Davos discute como IA e bioeconomia podem moldar o futuro sustentável
O Fórum Econômico Mundial realiza sua reunião anual no vilarejo alpino de Davos, Suíça, de 20 a 24 de janeiro de 2025. O tema do ano é a colaboração em detrimento do protecionismo, prometendo uma revolução da inteligência artificial para todos.
A 55ª reunião anual do WEFLink externo terá a presença de inúmeros pesos pesados da política, dentre eles o presidente ucraniano Volodymyr Zelensky, a presidente Ursula von der Leyen (Comissão Europeia), o vice-primeiro-ministro chinês Ding Xuexiang, o presidente argentino Javier Milei, o presidente sul-africano Cyril Ramaphosa ou o primeiro-ministro espanhol Pedro Sánchez.
Os principais tópicos geopolíticos da atualidade estarão bem representados no programa. Um painel intitulado “Ucrânia: o caminho a seguir” contará com a participação do presidente do Parlamento Europeu e do ministro polonês das Relações Exteriores.

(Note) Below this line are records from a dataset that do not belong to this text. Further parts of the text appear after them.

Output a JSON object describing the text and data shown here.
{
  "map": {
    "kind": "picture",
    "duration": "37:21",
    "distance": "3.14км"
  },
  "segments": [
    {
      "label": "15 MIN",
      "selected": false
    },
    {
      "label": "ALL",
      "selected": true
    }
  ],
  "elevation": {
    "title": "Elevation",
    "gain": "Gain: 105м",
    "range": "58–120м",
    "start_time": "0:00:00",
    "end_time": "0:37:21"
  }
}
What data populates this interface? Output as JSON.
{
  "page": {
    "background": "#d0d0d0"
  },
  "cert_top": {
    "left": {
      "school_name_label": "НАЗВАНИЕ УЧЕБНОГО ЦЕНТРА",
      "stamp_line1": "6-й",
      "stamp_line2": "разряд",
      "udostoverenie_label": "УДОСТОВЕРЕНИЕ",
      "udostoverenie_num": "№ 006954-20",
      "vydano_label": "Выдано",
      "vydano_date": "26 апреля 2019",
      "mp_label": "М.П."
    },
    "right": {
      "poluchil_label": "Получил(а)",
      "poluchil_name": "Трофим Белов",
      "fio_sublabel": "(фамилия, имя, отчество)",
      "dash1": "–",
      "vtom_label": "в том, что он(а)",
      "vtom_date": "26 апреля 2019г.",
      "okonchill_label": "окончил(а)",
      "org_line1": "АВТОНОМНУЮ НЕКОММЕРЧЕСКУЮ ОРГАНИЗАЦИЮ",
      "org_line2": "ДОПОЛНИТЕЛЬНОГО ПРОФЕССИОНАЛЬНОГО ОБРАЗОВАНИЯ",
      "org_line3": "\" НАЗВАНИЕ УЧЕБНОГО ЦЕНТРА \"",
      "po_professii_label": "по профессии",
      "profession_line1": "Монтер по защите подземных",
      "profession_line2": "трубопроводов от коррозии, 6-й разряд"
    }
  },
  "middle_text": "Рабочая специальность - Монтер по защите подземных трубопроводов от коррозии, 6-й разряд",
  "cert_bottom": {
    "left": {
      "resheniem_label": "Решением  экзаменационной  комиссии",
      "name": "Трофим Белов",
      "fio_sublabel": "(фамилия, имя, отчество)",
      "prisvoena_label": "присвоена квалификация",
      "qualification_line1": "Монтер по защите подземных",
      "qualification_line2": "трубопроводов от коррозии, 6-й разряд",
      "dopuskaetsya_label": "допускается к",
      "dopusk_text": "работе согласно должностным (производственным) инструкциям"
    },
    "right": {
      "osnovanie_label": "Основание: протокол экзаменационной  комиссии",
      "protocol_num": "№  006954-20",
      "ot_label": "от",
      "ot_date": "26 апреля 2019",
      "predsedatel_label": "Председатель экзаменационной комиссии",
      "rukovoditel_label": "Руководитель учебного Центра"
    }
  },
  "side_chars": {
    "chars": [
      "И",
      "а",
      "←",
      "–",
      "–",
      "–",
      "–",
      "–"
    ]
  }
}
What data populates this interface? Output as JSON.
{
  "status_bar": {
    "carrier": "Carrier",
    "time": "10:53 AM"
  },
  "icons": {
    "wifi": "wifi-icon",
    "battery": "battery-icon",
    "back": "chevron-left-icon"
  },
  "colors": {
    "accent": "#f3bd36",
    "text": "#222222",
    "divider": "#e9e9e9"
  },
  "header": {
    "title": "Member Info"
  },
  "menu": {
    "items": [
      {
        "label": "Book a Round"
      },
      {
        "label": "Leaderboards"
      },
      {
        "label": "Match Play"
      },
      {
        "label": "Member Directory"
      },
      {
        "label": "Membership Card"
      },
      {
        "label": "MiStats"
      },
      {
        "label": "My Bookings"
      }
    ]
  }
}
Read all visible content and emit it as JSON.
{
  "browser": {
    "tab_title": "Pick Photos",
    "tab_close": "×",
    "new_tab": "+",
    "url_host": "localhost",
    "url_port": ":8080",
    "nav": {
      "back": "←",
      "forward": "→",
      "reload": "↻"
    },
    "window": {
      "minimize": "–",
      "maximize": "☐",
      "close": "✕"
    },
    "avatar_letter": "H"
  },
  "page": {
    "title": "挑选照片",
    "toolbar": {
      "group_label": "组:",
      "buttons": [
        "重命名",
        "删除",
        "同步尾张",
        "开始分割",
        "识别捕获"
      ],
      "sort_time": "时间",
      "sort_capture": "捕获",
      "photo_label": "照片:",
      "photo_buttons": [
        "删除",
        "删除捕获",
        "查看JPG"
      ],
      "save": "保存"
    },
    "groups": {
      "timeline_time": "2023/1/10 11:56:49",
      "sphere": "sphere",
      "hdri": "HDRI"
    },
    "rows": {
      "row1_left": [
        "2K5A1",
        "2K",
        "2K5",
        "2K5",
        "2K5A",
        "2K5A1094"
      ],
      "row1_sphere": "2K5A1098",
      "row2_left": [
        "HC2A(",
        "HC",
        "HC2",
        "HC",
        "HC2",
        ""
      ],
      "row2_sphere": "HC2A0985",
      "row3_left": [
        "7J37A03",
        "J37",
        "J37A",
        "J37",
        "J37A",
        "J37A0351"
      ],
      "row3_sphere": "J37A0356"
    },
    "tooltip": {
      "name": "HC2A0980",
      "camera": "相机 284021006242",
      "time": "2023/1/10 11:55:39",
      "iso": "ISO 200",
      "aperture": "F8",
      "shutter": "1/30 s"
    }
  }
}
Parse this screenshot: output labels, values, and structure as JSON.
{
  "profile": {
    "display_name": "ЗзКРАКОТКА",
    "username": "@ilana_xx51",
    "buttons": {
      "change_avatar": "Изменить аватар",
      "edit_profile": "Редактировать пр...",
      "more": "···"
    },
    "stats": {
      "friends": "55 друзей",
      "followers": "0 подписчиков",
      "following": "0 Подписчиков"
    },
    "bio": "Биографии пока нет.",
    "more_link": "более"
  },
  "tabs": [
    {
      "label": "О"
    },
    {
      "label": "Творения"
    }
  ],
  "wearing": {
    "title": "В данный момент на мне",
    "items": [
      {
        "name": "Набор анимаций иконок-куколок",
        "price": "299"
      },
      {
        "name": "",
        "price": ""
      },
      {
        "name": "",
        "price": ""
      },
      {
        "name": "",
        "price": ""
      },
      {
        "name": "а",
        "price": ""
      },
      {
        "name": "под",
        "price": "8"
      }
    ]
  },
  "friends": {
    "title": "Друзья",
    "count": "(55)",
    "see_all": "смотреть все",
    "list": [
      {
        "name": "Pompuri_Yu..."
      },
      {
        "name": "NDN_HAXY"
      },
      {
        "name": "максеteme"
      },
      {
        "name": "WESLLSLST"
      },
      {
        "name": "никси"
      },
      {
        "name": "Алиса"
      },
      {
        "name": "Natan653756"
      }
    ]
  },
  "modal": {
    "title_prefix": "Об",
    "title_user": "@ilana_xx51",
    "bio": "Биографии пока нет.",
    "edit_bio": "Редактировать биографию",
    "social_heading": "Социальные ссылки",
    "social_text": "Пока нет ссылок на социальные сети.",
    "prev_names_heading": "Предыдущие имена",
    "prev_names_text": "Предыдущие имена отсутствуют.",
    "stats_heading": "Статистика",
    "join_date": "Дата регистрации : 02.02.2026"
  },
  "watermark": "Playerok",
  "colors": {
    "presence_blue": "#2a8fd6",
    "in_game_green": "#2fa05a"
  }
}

Outro painel, “A Rússia e seu lugar no mundo em 2025”, contará com a presença do ministro sueco das Finanças.
O Oriente Médio será o foco de um painel de alto nível sobre “baixar a temperatura” na região e contará com a participação dos ministros das Relações Exteriores da Arábia Saudita, Jordânia e Iraque. A migração também terá um lugar na mesa de alto nível, com um painel sobre “as falhas da América Latina”, com a participação dos presidentes do Peru e do Panamá.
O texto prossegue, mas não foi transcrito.